Communications Minister Anika Wells is facing questions after it emerged she had charged taxpayers to fly her husband Finn McCarthy to the cricket and Formula One.
The splurge is the latest revelation in the unfolding saga, with Ms Wells' bills for various trips running into the hundreds of thousands of dollars.
Her Labor colleagues have defended the cash splash but the opposition has slammed the expenses as an "extravagance", with opposition Senate leader Michaelia Cash demanding an independent inquiry.
In 2022, Ms Wells charged taxpayers $1885 for return flights between Brisbane and Melbourne for her husband to join her for the Boxing Day Test against South Africa.

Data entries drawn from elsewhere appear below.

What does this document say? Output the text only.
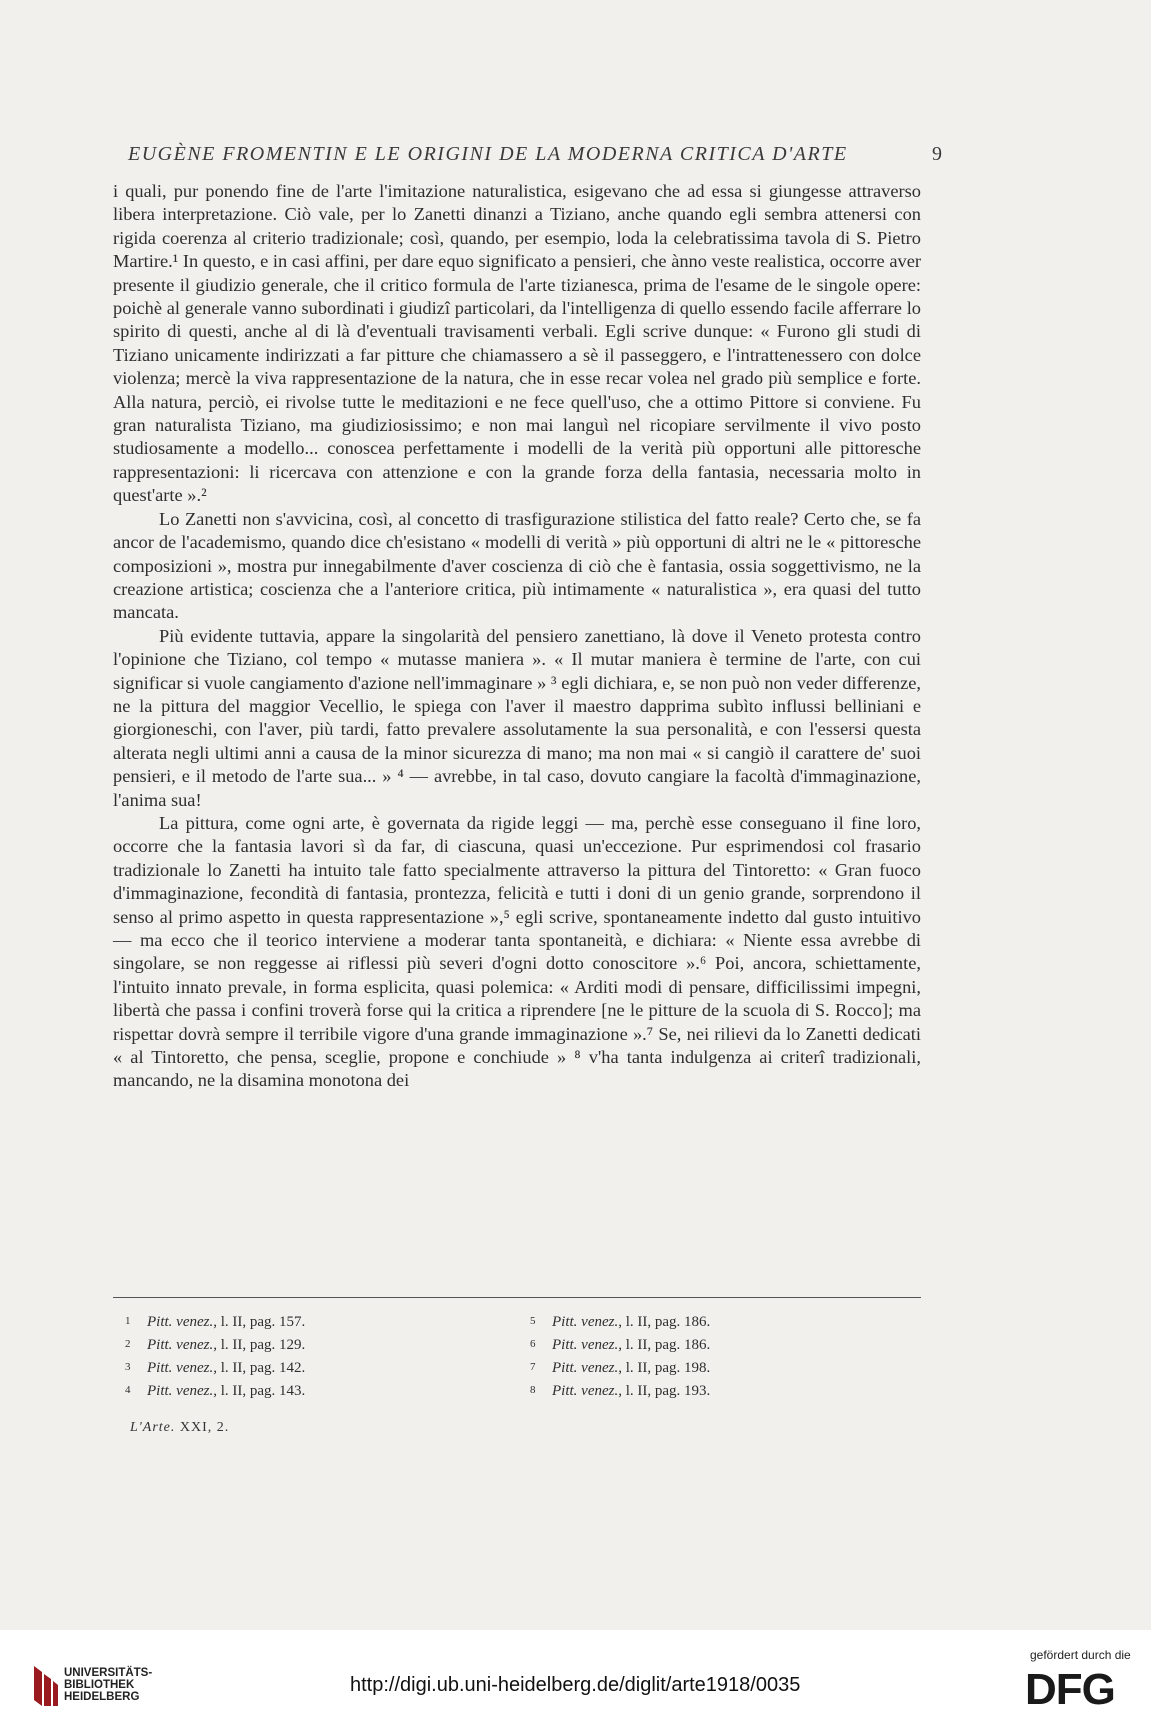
EUGÈNE FROMENTIN E LE ORIGINI DE LA MODERNA CRITICA D'ARTE	9

i quali, pur ponendo fine de l'arte l'imitazione naturalistica, esigevano che ad essa si giungesse attraverso libera interpretazione. Ciò vale, per lo Zanetti dinanzi a Tiziano, anche quando egli sembra attenersi con rigida coerenza al criterio tradizionale; così, quando, per esempio, loda la celebratissima tavola di S. Pietro Martire.¹ In questo, e in casi affini, per dare equo significato a pensieri, che ànno veste realistica, occorre aver presente il giudizio generale, che il critico formula de l'arte tizianesca, prima de l'esame de le singole opere: poichè al generale vanno subordinati i giudizî particolari, da l'intelligenza di quello essendo facile afferrare lo spirito di questi, anche al di là d'eventuali travisamenti verbali. Egli scrive dunque: « Furono gli studi di Tiziano unicamente indirizzati a far pitture che chiamassero a sè il passeggero, e l'intrattenessero con dolce violenza; mercè la viva rappresentazione de la natura, che in esse recar volea nel grado più semplice e forte. Alla natura, perciò, ei rivolse tutte le meditazioni e ne fece quell'uso, che a ottimo Pittore si conviene. Fu gran naturalista Tiziano, ma giudiziosissimo; e non mai languì nel ricopiare servilmente il vivo posto studiosamente a modello... conoscea perfettamente i modelli de la verità più opportuni alle pittoresche rappresentazioni: li ricercava con attenzione e con la grande forza della fantasia, necessaria molto in quest'arte ».²

Lo Zanetti non s'avvicina, così, al concetto di trasfigurazione stilistica del fatto reale? Certo che, se fa ancor de l'academismo, quando dice ch'esistano « modelli di verità » più opportuni di altri ne le « pittoresche composizioni », mostra pur innegabilmente d'aver coscienza di ciò che è fantasia, ossia soggettivismo, ne la creazione artistica; coscienza che a l'anteriore critica, più intimamente « naturalistica », era quasi del tutto mancata.

Più evidente tuttavia, appare la singolarità del pensiero zanettiano, là dove il Veneto protesta contro l'opinione che Tiziano, col tempo « mutasse maniera ». « Il mutar maniera è termine de l'arte, con cui significar si vuole cangiamento d'azione nell'immaginare » ³ egli dichiara, e, se non può non veder differenze, ne la pittura del maggior Vecellio, le spiega con l'aver il maestro dapprima subìto influssi belliniani e giorgioneschi, con l'aver, più tardi, fatto prevalere assolutamente la sua personalità, e con l'essersi questa alterata negli ultimi anni a causa de la minor sicurezza di mano; ma non mai « si cangiò il carattere de' suoi pensieri, e il metodo de l'arte sua... » ⁴ — avrebbe, in tal caso, dovuto cangiare la facoltà d'immaginazione, l'anima sua!

La pittura, come ogni arte, è governata da rigide leggi — ma, perchè esse conseguano il fine loro, occorre che la fantasia lavori sì da far, di ciascuna, quasi un'eccezione. Pur esprimendosi col frasario tradizionale lo Zanetti ha intuito tale fatto specialmente attraverso la pittura del Tintoretto: « Gran fuoco d'immaginazione, fecondità di fantasia, prontezza, felicità e tutti i doni di un genio grande, sorprendono il senso al primo aspetto in questa rappresentazione »,⁵ egli scrive, spontaneamente indetto dal gusto intuitivo — ma ecco che il teorico interviene a moderar tanta spontaneità, e dichiara: « Niente essa avrebbe di singolare, se non reggesse ai riflessi più severi d'ogni dotto conoscitore ».⁶ Poi, ancora, schiettamente, l'intuito innato prevale, in forma esplicita, quasi polemica: « Arditi modi di pensare, difficilissimi impegni, libertà che passa i confini troverà forse qui la critica a riprendere [ne le pitture de la scuola di S. Rocco]; ma rispettar dovrà sempre il terribile vigore d'una grande immaginazione ».⁷ Se, nei rilievi da lo Zanetti dedicati « al Tintoretto, che pensa, sceglie, propone e conchiude » ⁸ v'ha tanta indulgenza ai criterî tradizionali, mancando, ne la disamina monotona dei

1 Pitt. venez., l. II, pag. 157.
2 Pitt. venez., l. II, pag. 129.
3 Pitt. venez., l. II, pag. 142.
4 Pitt. venez., l. II, pag. 143.
5 Pitt. venez., l. II, pag. 186.
6 Pitt. venez., l. II, pag. 186.
7 Pitt. venez., l. II, pag. 198.
8 Pitt. venez., l. II, pag. 193.
L'Arte. XXI, 2.
UNIVERSITÄTS-
BIBLIOTHEK
HEIDELBERG
http://digi.ub.uni-heidelberg.de/diglit/arte1918/0035
gefördert durch die
DFG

In 2024, she also reportedly claimed $1275 to fly her husband to Sydney for the prime minister's reception for the Australian and Pakistani cricket teams and $984 to fly him to Melbourne for a match at the MCG.

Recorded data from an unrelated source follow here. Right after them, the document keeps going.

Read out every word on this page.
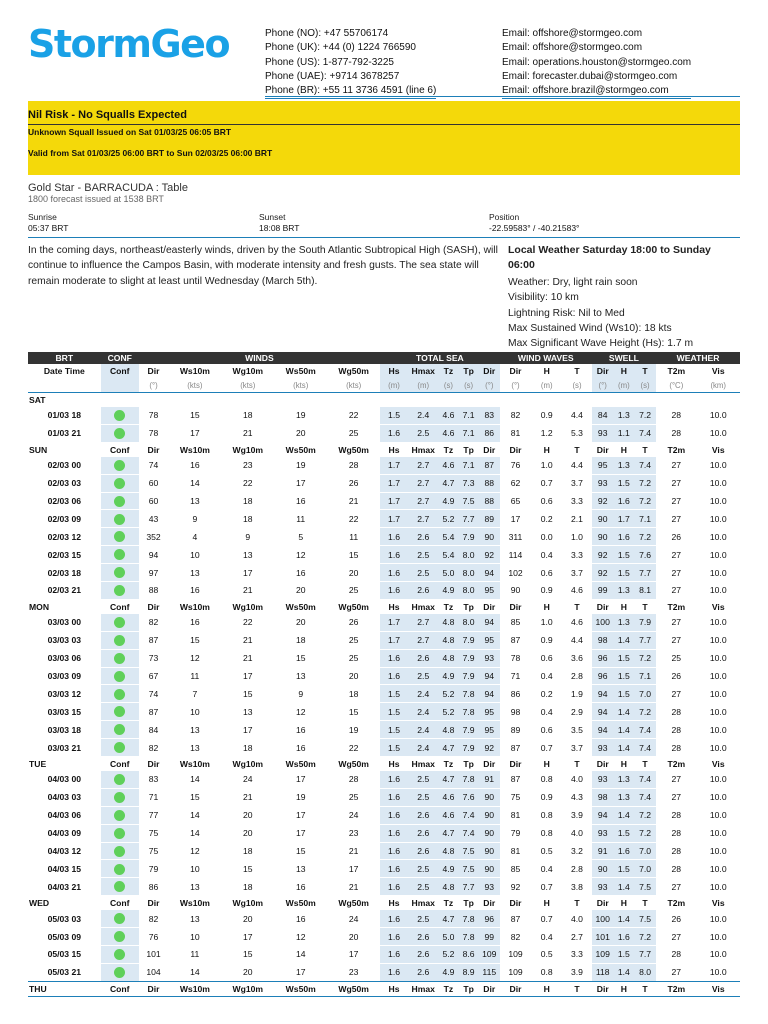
StormGeo	Phone (NO): +47 55706174
Phone (UK): +44 (0) 1224 766590
Phone (US): 1-877-792-3225
Phone (UAE): +9714 3678257
Phone (BR): +55 11 3736 4591 (line 6)
Email: offshore@stormgeo.com
Email: offshore@stormgeo.com
Email: operations.houston@stormgeo.com
Email: forecaster.dubai@stormgeo.com
Email: offshore.brazil@stormgeo.com
Nil Risk - No Squalls Expected
Unknown Squall Issued on Sat 01/03/25 06:05 BRT
Valid from Sat 01/03/25 06:00 BRT to Sun 02/03/25 06:00 BRT
Gold Star - BARRACUDA : Table
1800 forecast issued at 1538 BRT
Sunrise
05:37 BRT
Sunset
18:08 BRT
Position
-22.59583° / -40.21583°
In the coming days, northeast/easterly winds, driven by the South Atlantic Subtropical High (SASH), will continue to influence the Campos Basin, with moderate intensity and fresh gusts. The sea state will remain moderate to slight at least until Wednesday (March 5th).
Local Weather Saturday 18:00 to Sunday 06:00
Weather: Dry, light rain soon
Visibility: 10 km
Lightning Risk: Nil to Med
Max Sustained Wind (Ws10): 18 kts
Max Significant Wave Height (Hs): 1.7 m
BRT	CONF	WINDS					TOTAL SEA					WIND WAVES			SWELL			WEATHER	
Date Time	Conf	Dir	Ws10m	Wg10m	Ws50m	Wg50m	Hs	Hmax	Tz	Tp	Dir	Dir	H	T	Dir	H	T	T2m	Vis
		(°)	(kts)	(kts)	(kts)	(kts)	(m)	(m)	(s)	(s)	(°)	(°)	(m)	(s)	(°)	(m)	(s)	(°C)	(km)
SAT																			
01/03 18		78	15	18	19	22	1.5	2.4	4.6	7.1	83	82	0.9	4.4	84	1.3	7.2	28	10.0
01/03 21		78	17	21	20	25	1.6	2.5	4.6	7.1	86	81	1.2	5.3	93	1.1	7.4	28	10.0
SUN	Conf	Dir	Ws10m	Wg10m	Ws50m	Wg50m	Hs	Hmax	Tz	Tp	Dir	Dir	H	T	Dir	H	T	T2m	Vis
02/03 00		74	16	23	19	28	1.7	2.7	4.6	7.1	87	76	1.0	4.4	95	1.3	7.4	27	10.0
02/03 03		60	14	22	17	26	1.7	2.7	4.7	7.3	88	62	0.7	3.7	93	1.5	7.2	27	10.0
02/03 06		60	13	18	16	21	1.7	2.7	4.9	7.5	88	65	0.6	3.3	92	1.6	7.2	27	10.0
02/03 09		43	9	18	11	22	1.7	2.7	5.2	7.7	89	17	0.2	2.1	90	1.7	7.1	27	10.0
02/03 12		352	4	9	5	11	1.6	2.6	5.4	7.9	90	311	0.0	1.0	90	1.6	7.2	26	10.0
02/03 15		94	10	13	12	15	1.6	2.5	5.4	8.0	92	114	0.4	3.3	92	1.5	7.6	27	10.0
02/03 18		97	13	17	16	20	1.6	2.5	5.0	8.0	94	102	0.6	3.7	92	1.5	7.7	27	10.0
02/03 21		88	16	21	20	25	1.6	2.6	4.9	8.0	95	90	0.9	4.6	99	1.3	8.1	27	10.0
MON	Conf	Dir	Ws10m	Wg10m	Ws50m	Wg50m	Hs	Hmax	Tz	Tp	Dir	Dir	H	T	Dir	H	T	T2m	Vis
03/03 00		82	16	22	20	26	1.7	2.7	4.8	8.0	94	85	1.0	4.6	100	1.3	7.9	27	10.0
03/03 03		87	15	21	18	25	1.7	2.7	4.8	7.9	95	87	0.9	4.4	98	1.4	7.7	27	10.0
03/03 06		73	12	21	15	25	1.6	2.6	4.8	7.9	93	78	0.6	3.6	96	1.5	7.2	25	10.0
03/03 09		67	11	17	13	20	1.6	2.5	4.9	7.9	94	71	0.4	2.8	96	1.5	7.1	26	10.0
03/03 12		74	7	15	9	18	1.5	2.4	5.2	7.8	94	86	0.2	1.9	94	1.5	7.0	27	10.0
03/03 15		87	10	13	12	15	1.5	2.4	5.2	7.8	95	98	0.4	2.9	94	1.4	7.2	28	10.0
03/03 18		84	13	17	16	19	1.5	2.4	4.8	7.9	95	89	0.6	3.5	94	1.4	7.4	28	10.0
03/03 21		82	13	18	16	22	1.5	2.4	4.7	7.9	92	87	0.7	3.7	93	1.4	7.4	28	10.0
TUE	Conf	Dir	Ws10m	Wg10m	Ws50m	Wg50m	Hs	Hmax	Tz	Tp	Dir	Dir	H	T	Dir	H	T	T2m	Vis
04/03 00		83	14	24	17	28	1.6	2.5	4.7	7.8	91	87	0.8	4.0	93	1.3	7.4	27	10.0
04/03 03		71	15	21	19	25	1.6	2.5	4.6	7.6	90	75	0.9	4.3	98	1.3	7.4	27	10.0
04/03 06		77	14	20	17	24	1.6	2.6	4.6	7.4	90	81	0.8	3.9	94	1.4	7.2	28	10.0
04/03 09		75	14	20	17	23	1.6	2.6	4.7	7.4	90	79	0.8	4.0	93	1.5	7.2	28	10.0
04/03 12		75	12	18	15	21	1.6	2.6	4.8	7.5	90	81	0.5	3.2	91	1.6	7.0	28	10.0
04/03 15		79	10	15	13	17	1.6	2.5	4.9	7.5	90	85	0.4	2.8	90	1.5	7.0	28	10.0
04/03 21		86	13	18	16	21	1.6	2.5	4.8	7.7	93	92	0.7	3.8	93	1.4	7.5	27	10.0
WED	Conf	Dir	Ws10m	Wg10m	Ws50m	Wg50m	Hs	Hmax	Tz	Tp	Dir	Dir	H	T	Dir	H	T	T2m	Vis
05/03 03		82	13	20	16	24	1.6	2.5	4.7	7.8	96	87	0.7	4.0	100	1.4	7.5	26	10.0
05/03 09		76	10	17	12	20	1.6	2.6	5.0	7.8	99	82	0.4	2.7	101	1.6	7.2	27	10.0
05/03 15		101	11	15	14	17	1.6	2.6	5.2	8.6	109	109	0.5	3.3	109	1.5	7.7	28	10.0
05/03 21		104	14	20	17	23	1.6	2.6	4.9	8.9	115	109	0.8	3.9	118	1.4	8.0	27	10.0
THU	Conf	Dir	Ws10m	Wg10m	Ws50m	Wg50m	Hs	Hmax	Tz	Tp	Dir	Dir	H	T	Dir	H	T	T2m	Vis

Ms Wells billed taxpayers another $888 to fly her husband from Brisbane to Melbourne to attend the 2024 Formula One Grand Prix.
The flights were all claimed under "family reunion" rules, which allow politicians to claim three business-class airfares a year for family members to join them while they are travelling on official business.

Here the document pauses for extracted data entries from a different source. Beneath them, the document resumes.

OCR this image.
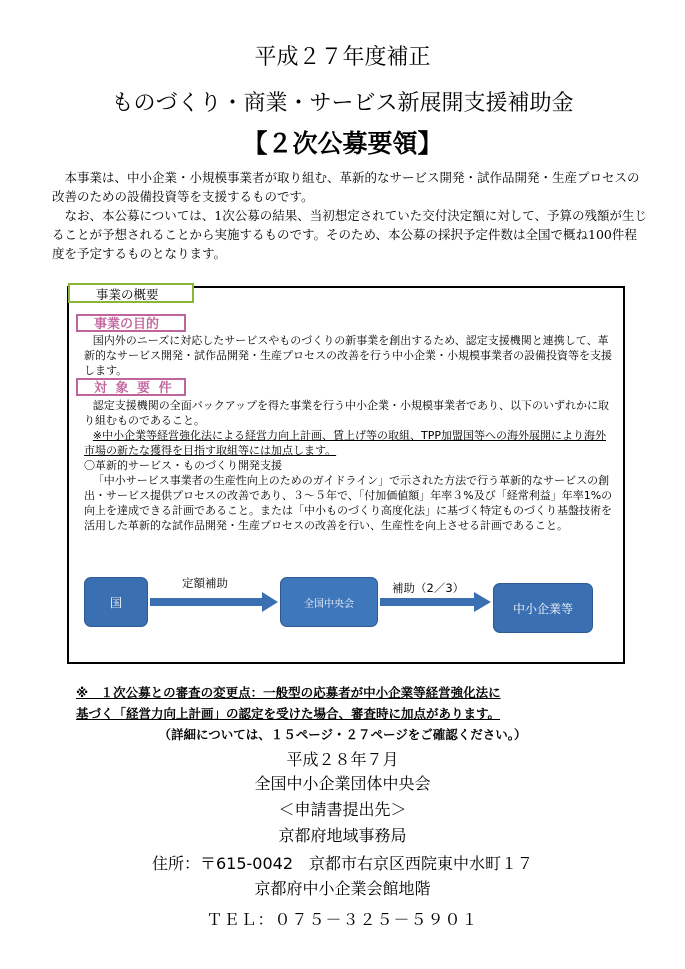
平成２７年度補正
ものづくり・商業・サービス新展開支援補助金
【２次公募要領】

本事業は、中小企業・小規模事業者が取り組む、革新的なサービス開発・試作品開発・生産プロセスの改善のための設備投資等を支援するものです。

なお、本公募については、1次公募の結果、当初想定されていた交付決定額に対して、予算の残額が生じることが予想されることから実施するものです。そのため、本公募の採択予定件数は全国で概ね100件程度を予定するものとなります。

事業の概要
事業の目的
国内外のニーズに対応したサービスやものづくりの新事業を創出するため、認定支援機関と連携して、革新的なサービス開発・試作品開発・生産プロセスの改善を行う中小企業・小規模事業者の設備投資等を支援します。
対 象 要 件
認定支援機関の全面バックアップを得た事業を行う中小企業・小規模事業者であり、以下のいずれかに取り組むものであること。
※中小企業等経営強化法による経営力向上計画、賃上げ等の取組、TPP加盟国等への海外展開により海外市場の新たな獲得を目指す取組等には加点します。
〇革新的サービス・ものづくり開発支援
「中小サービス事業者の生産性向上のためのガイドライン」で示された方法で行う革新的なサービスの創出・サービス提供プロセスの改善であり、３～５年で、「付加価値額」年率３%及び「経常利益」年率1%の向上を達成できる計画であること。または「中小ものづくり高度化法」に基づく特定ものづくり基盤技術を活用した革新的な試作品開発・生産プロセスの改善を行い、生産性を向上させる計画であること。
国	全国中央会	中小企業等
定額補助	補助（2／3）
※　１次公募との審査の変更点：一般型の応募者が中小企業等経営強化法に
基づく「経営力向上計画」の認定を受けた場合、審査時に加点があります。
（詳細については、１５ページ・２７ページをご確認ください。）
平成２８年７月
全国中小企業団体中央会
＜申請書提出先＞
京都府地域事務局
住所：〒615-0042　京都市右京区西院東中水町１７
京都府中小企業会館地階
ＴＥＬ：０７５－３２５－５９０１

The latest claims follow a string of revelations about Ms Wells' travel, including that she charged taxpayers for a ritzy dinner in Paris, to fly her family to a NSW ski resort and to travel to Adelaide where she attended a friend's birthday party.
The government spent nearly $100,000 sending the communications minister and two staff to the United Nations in New York City to spruik Australia's upcoming social media ban.
Treasurer Jim Chalmers backed his colleague when grilled over the spend.
"There are very good reasons why the rules around these sorts of things are made and enforced at arm's length from politicians by an independent body ... and that they're disclosed and made transparent in the usual ways," he told reporters in Canberra.
But it is the parliament that determines entitlements, not the Independent Parliamentary Expenses Authority which monitors and enforces the rules.
Under Labor's ministerial code of conduct, frontbenchers are reminded to be cautious with their use of taxpayer money.
"Such resources are not to be subject to wasteful or extravagant use, and due economy is to be observed at all times," it warns.
Opposition communications spokeswoman Melissa McIntosh said she would welcome a review of the guidelines.
"The prime minister himself should ... let the Australian people know whether his minister is acting within his expectations of a senior member of his team," she said.
Cabinet minister Amanda Rishworth conceded MPs needed to be "very, very careful" with their spending while people were struggling to make ends meet but said the travel was for work purposes.
"Minister Wells has extensively answered these questions and made it very clear that she followed the guidelines," she told Nine's Today Show.